15138 – Text Data source has duplicated columns due to spaces in header record

Issue 15138 - Text Data source has duplicated columns due to spaces in header record

Summary: Text Data source has duplicated columns due to spaces in header record

Status:	CLOSED FIXED

Alias:	None

Product:	Base
Classification:	Application
Component:	code (show other issues)
Version:	OOo 1.1 RC
Hardware:	PC Windows XP

Importance:	P3 Trivial (vote)
Target Milestone:	OOo 2.0
Assignee:	christoph.lukasiak
QA Contact:	issues@dba

URL:
Keywords:

Depends on:
Blocks:

Reported:	2003-06-01 00:53 UTC by kelvine
Modified:	2006-05-31 14:29 UTC (History)
CC List:	1 user (show)

See Also:
Issue Type:	DEFECT
Latest Confirmation in:	---
Developer Difficulty:	---

Attachments
Simple text file with data. Header has extra blanks after field name (14 bytes, text/plain) 2003-06-02 10:10 UTC, kelvine	no flags	Details
Two blanks after headers (18 bytes, text/plain) 2003-07-10 16:15 UTC, kelvine	no flags	Details
Missing and extra data (41 bytes, text/plain) 2003-07-10 16:16 UTC, kelvine	no flags	Details
Screen dump showing duplicated data and now additional blank column (15.96 KB, image/png) 2003-12-29 02:24 UTC, kelvine	no flags	Details
Add an attachment (proposed patch, testcase, etc.)

Note You need to log in before you can comment on or make changes to this issue.

Description kelvine 2003-06-01 00:53:21 UTC

Hi,

I opened a text file which was defined as a data source.

To my surprise it had repeated data to the right which were extra columns and 
repeated previous columns.

Further investigation showed this as being a result of extra spaces in the 
header record and spaces were used as the field delimiter.

To duplicate what I mean.

Create a simple text file.
In the first record type 'Name' without the quotes which will be the field 
name.
In the second record type 'Kelvin' which will be the data.
Set this up as a text data source with space as the field delimiter.
View the text data source in the data source window.
Everything works as expected.

Now go back and add extra spaces to the header record.  That is 'Name    '.
Now view the text data source again and you will find 'Kelvin' appears in 
additional columns.

This was unexpected behaviour.  A space is often used as a field delimiter 
when there are multiple columns of dates, codes or numbers.

If spaces inadvertantly appear in the header record I don't see any problem 
with extra blank columns.

I do however see a problem with an earlier column being repeated as this makes 
it appear there is data in those columns when in fact there is no data.

Thanks

Kelvin

Comment 1 Frank Schönheit 2003-06-02 08:36:08 UTC

Kelvin, thanks for reporing this.

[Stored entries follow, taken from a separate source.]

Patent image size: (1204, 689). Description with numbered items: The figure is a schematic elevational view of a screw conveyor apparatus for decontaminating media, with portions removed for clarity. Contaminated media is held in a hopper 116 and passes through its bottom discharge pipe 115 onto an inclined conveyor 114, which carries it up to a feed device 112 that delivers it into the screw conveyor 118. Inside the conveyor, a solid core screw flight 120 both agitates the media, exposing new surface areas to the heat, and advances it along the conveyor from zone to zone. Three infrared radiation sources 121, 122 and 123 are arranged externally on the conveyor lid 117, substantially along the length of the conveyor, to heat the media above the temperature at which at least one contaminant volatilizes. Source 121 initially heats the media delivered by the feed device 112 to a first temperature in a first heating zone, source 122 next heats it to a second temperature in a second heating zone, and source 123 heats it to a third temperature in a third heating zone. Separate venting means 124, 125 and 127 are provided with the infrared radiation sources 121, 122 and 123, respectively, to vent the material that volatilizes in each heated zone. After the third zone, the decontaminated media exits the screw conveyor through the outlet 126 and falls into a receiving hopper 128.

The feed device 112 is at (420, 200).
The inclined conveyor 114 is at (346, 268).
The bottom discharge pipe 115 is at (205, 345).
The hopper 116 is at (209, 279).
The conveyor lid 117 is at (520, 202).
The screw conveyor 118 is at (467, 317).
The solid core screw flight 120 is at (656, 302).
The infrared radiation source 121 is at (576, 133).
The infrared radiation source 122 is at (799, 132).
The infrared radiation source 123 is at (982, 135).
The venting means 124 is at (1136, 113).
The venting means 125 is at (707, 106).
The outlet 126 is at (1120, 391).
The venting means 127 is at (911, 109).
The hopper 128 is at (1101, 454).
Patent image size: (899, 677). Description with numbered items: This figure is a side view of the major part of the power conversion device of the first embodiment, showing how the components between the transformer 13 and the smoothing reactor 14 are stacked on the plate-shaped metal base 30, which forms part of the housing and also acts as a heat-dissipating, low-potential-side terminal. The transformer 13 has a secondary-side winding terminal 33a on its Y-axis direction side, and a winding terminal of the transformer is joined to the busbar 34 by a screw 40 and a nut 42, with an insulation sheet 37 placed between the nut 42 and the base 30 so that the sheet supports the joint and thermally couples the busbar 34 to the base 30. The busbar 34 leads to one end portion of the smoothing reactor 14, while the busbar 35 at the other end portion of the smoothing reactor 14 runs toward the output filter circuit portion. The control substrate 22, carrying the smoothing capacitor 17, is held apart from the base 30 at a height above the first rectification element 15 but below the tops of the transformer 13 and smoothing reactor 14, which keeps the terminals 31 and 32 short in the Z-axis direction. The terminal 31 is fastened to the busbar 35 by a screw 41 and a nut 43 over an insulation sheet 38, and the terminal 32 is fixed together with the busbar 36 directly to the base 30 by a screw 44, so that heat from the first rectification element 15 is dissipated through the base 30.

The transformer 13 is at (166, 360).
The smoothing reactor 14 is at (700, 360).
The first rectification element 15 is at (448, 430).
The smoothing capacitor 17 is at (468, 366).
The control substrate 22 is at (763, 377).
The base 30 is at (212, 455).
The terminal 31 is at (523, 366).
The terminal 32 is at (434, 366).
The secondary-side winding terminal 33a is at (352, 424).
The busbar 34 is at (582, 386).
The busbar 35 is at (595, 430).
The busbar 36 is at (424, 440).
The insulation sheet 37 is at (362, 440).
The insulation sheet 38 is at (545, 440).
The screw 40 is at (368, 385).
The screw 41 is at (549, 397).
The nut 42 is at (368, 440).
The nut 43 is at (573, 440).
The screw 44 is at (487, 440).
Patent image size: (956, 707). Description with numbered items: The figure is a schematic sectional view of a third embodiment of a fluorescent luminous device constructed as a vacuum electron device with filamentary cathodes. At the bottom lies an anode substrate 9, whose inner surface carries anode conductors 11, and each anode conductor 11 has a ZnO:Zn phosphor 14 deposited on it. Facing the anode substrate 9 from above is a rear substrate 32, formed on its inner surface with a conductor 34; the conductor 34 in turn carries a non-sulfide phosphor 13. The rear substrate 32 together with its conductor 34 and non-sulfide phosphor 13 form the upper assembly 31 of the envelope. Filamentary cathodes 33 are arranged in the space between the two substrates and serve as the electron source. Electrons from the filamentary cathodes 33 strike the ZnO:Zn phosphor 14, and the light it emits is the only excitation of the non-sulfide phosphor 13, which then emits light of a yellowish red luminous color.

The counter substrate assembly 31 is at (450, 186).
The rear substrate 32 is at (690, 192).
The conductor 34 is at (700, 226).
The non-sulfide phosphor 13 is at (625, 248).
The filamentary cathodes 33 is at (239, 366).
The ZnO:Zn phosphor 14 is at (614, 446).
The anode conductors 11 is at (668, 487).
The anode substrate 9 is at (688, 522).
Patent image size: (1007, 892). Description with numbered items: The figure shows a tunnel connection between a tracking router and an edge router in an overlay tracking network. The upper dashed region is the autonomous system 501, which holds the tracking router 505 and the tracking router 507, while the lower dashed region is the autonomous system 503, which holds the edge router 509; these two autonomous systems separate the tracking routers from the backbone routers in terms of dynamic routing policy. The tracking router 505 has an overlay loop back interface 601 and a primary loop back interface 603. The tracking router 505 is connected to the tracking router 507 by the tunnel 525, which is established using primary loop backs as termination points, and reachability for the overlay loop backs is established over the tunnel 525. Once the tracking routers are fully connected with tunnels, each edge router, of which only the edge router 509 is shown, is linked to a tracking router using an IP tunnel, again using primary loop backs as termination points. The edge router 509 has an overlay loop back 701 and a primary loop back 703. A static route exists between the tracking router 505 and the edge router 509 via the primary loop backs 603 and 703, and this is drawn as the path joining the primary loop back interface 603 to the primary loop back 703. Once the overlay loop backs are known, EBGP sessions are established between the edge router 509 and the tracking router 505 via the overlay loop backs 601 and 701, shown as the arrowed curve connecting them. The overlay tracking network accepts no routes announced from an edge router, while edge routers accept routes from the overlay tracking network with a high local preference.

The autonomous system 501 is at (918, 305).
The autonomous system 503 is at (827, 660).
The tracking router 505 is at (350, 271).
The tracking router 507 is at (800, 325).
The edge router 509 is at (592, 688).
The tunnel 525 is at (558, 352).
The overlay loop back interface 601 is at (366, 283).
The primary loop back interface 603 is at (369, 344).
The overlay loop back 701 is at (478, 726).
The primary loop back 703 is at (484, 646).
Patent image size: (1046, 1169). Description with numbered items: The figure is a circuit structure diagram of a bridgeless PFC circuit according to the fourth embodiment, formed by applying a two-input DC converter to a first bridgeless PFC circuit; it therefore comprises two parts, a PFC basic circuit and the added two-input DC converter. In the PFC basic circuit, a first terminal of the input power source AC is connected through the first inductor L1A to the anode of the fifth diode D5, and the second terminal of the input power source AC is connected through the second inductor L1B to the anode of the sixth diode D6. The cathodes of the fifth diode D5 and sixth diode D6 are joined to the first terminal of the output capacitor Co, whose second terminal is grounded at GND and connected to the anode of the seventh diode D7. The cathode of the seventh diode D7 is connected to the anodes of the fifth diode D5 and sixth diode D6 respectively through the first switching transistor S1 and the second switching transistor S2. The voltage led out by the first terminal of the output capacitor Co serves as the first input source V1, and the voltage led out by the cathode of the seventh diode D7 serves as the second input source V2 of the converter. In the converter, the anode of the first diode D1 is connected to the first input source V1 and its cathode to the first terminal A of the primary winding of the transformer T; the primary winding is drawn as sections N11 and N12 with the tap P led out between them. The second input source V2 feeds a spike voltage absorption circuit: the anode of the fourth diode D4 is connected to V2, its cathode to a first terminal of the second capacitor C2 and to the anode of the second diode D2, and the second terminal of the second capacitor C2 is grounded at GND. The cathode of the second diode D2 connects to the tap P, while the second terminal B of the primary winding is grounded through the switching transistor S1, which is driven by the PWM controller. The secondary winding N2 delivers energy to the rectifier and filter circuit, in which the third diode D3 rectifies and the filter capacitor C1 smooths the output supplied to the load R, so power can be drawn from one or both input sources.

For simplicity in reproducing this,
could you please attach a sample text file?
Additionally, can you please tell us the setup of your text data
source? Especially the settings on the "Text" tab page in the data
source administration dialog would be interesting.

Comment 2 kelvine 2003-06-02 10:10:15 UTC

Created attachment 6589 [details]
Simple text file with data. Header has extra blanks after field name

Comment 3 kelvine 2003-06-02 10:15:24 UTC

Hi,

I've added the sample file 'DataSource.txt' as requested for ease of 
duplication.

What is important about this file is the header record contains 
extra space characters.

To test this create a data source with the Database Type of Text.
Change the Field separator to {space}.  No other settings need to be 
changed.

Then view using the data source window.

Hope this helps.

Kelvin

Comment 4 Frank Schönheit 2003-06-02 10:37:56 UTC

thanks for the file, Kelvin.
confirming, targeting, and re-assigning.

We'll have to think about the implications when changing this.
Basically, it would mean that we accept <n> whitespaces as field
separator, not only 1, as we do currently. However, this may raise the
problem of discrepancies between the header line and the data lines -
two spaces in a data line then could mean "2 separator characters", or
"separator, empty content, separator".

Comment 5 kelvine 2003-06-02 11:26:49 UTC

Hi Frank,

I wouldn't change the handling of accepting one blank space as the 
field separator to <n> white spaces without further thought.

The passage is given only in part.